I left my first graduate physiotherapy post just over a month ago, with a surge of self-doubt and a hint of apprehension, to pursue a career that was – according to those around me – unconventional. After all, aside from lengthy dissertations and last-minute university assignments, the only time I had put pen to paper in months was to hastily scribble down patient notes. My skills lay in mobilising limbs, auscultating chests, and issuing zimmer frames, not eloquently describing laboratory assays and workflows. However, the incredible team at kdm welcomed my somewhat rusty writing skills with a warm embrace and open mind.

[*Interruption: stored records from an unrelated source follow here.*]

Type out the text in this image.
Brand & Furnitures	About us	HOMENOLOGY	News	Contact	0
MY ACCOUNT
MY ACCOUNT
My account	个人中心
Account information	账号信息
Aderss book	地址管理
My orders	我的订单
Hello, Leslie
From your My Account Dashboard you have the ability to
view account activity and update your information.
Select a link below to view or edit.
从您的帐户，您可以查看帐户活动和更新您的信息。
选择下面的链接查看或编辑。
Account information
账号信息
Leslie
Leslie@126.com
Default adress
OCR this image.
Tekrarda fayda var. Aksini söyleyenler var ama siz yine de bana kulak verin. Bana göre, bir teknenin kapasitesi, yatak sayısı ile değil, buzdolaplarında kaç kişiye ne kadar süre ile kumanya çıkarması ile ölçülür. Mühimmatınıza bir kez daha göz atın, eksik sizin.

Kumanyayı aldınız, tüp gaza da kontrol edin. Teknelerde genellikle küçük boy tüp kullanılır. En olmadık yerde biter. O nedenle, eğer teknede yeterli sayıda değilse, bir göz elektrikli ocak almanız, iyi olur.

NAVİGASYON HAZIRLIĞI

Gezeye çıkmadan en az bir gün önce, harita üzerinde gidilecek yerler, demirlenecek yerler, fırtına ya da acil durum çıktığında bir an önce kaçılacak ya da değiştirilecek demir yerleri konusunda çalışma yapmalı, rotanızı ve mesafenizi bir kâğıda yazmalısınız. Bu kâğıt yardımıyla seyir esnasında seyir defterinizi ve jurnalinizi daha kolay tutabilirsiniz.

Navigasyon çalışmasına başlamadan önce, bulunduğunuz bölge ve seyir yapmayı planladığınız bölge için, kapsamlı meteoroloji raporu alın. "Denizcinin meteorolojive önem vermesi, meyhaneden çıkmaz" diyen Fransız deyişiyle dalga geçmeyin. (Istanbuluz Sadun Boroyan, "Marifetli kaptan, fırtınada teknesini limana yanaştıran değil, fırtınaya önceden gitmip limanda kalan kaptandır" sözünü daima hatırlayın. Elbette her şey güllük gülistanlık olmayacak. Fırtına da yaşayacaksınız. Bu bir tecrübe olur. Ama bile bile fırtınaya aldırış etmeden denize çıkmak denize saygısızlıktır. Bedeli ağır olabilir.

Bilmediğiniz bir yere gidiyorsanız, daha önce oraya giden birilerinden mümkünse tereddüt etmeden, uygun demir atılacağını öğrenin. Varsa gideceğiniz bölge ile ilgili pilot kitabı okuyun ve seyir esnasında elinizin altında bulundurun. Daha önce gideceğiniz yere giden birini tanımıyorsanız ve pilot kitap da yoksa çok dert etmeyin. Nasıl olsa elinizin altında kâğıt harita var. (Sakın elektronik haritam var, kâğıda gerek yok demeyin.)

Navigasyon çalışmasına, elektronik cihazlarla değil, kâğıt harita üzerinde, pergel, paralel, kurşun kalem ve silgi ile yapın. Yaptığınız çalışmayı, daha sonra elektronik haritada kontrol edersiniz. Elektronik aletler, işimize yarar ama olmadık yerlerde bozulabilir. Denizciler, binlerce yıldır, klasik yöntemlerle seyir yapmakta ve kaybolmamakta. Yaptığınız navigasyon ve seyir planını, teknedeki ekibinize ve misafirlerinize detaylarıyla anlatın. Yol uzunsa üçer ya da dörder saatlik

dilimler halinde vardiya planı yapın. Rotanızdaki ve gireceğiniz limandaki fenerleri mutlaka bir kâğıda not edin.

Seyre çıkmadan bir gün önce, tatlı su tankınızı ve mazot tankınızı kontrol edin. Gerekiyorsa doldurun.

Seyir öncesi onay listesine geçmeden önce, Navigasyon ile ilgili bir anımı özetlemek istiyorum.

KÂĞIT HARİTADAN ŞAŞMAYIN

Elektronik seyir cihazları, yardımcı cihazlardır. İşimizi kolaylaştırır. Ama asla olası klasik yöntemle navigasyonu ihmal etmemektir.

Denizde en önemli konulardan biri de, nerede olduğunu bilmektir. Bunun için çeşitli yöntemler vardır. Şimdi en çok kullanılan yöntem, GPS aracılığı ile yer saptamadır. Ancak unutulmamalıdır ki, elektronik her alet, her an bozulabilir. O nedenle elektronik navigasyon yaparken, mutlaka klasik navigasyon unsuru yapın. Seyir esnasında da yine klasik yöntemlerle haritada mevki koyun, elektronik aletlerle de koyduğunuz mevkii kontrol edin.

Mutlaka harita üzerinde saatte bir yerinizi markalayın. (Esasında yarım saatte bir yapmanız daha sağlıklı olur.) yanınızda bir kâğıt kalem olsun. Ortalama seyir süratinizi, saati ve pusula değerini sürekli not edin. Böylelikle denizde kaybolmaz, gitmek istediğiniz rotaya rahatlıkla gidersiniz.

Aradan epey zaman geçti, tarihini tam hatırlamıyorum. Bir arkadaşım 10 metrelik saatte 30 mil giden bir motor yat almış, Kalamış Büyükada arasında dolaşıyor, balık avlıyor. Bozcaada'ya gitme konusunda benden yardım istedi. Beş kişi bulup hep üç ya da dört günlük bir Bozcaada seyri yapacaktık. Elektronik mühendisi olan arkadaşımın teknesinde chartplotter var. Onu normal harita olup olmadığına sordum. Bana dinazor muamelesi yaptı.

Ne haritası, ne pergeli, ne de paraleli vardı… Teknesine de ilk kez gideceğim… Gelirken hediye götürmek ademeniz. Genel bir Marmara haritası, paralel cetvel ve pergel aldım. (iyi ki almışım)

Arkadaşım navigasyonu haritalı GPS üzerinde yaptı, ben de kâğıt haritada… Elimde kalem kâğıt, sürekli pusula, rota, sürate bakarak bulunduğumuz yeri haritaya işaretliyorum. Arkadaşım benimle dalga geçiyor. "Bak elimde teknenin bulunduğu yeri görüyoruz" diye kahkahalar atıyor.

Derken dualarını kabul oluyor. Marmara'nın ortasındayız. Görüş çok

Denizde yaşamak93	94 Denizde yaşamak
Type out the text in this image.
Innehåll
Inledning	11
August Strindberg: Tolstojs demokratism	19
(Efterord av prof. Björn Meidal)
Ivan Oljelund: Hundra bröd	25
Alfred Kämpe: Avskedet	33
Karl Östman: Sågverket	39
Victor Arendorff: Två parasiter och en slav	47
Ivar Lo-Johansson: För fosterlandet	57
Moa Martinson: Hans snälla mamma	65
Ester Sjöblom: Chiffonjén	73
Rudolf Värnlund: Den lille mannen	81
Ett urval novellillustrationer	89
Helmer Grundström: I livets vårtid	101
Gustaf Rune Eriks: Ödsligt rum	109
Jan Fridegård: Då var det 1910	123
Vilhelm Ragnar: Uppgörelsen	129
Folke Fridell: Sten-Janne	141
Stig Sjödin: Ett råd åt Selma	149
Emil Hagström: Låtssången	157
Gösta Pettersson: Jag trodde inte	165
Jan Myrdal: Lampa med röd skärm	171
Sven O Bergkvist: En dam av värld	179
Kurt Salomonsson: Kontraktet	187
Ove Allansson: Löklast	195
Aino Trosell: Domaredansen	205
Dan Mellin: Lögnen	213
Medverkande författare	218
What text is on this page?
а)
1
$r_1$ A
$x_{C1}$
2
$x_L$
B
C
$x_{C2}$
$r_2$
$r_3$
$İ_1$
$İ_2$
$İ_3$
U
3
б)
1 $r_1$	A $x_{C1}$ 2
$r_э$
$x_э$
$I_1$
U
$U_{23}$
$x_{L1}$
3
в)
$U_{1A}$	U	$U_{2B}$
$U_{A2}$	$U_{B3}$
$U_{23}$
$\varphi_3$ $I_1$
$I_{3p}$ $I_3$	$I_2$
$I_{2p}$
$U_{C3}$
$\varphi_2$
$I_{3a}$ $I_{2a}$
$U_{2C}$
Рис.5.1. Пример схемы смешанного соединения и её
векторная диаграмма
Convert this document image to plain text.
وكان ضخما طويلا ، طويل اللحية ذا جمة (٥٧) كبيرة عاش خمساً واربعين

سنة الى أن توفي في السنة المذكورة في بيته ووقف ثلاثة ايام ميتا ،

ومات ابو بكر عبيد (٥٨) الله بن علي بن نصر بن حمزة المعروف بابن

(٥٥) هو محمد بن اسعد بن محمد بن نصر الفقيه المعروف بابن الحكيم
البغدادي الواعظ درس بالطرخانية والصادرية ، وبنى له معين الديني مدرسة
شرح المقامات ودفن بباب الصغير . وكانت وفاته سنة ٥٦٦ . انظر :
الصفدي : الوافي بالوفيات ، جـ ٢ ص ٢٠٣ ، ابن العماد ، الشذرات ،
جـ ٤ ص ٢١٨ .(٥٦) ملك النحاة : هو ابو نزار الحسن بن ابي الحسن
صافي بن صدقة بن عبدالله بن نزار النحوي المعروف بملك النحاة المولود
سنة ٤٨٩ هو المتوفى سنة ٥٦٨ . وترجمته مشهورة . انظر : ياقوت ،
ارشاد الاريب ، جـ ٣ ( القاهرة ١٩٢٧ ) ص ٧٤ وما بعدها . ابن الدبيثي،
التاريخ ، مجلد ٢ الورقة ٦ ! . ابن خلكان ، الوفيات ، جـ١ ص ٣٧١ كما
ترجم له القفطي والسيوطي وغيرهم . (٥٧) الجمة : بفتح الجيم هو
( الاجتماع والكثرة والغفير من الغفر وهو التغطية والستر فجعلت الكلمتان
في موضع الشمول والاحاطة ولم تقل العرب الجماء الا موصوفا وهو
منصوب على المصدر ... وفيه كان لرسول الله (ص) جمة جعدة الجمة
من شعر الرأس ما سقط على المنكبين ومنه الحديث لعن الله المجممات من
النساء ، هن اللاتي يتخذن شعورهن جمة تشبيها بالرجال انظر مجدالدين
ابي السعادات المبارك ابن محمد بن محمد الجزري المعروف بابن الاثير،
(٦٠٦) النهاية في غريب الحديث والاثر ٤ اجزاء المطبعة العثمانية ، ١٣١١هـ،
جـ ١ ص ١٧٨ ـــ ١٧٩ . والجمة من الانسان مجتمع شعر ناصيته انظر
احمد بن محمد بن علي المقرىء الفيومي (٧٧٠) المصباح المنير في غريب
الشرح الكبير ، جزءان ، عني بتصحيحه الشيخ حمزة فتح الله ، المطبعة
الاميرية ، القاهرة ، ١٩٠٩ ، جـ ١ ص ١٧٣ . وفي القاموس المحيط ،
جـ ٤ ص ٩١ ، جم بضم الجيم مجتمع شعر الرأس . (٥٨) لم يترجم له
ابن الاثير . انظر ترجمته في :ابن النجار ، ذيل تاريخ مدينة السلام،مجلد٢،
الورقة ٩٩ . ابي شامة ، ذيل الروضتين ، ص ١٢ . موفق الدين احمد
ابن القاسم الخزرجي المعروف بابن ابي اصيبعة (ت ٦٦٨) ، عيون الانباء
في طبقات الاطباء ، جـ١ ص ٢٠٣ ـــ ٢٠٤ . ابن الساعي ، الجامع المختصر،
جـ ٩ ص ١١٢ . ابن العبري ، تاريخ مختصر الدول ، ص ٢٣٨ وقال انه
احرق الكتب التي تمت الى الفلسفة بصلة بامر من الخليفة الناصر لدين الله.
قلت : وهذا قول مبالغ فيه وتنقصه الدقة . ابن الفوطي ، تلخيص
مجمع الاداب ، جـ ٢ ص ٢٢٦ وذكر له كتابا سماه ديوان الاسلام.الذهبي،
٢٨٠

Writing in the health, science and technology spheres enables me to cash in on my years of learning and my love of language, while elevating my personal development and job satisfaction. The course of each day as a technical writer is a unique challenge, and entails writing journal articles, creating press releases, producing blogs, or composing social media posts. As my fingers flutter across my keyboard to generate each assignment, my confidence as a writer – and my self-assurance in my choice of occupation – grows. And, at the end of the day, when I switch my mind from science to leisure, I have the time and energy for an evening rugby game, a gym session, or a catch-up with friends.
During my physiotherapy training, I was taught that movement is medicine. It has become apparent that my progression from rehabilitation to copywriting was indeed an advantageous, remedial and rewarding career change – a move in the ‘write’ direction.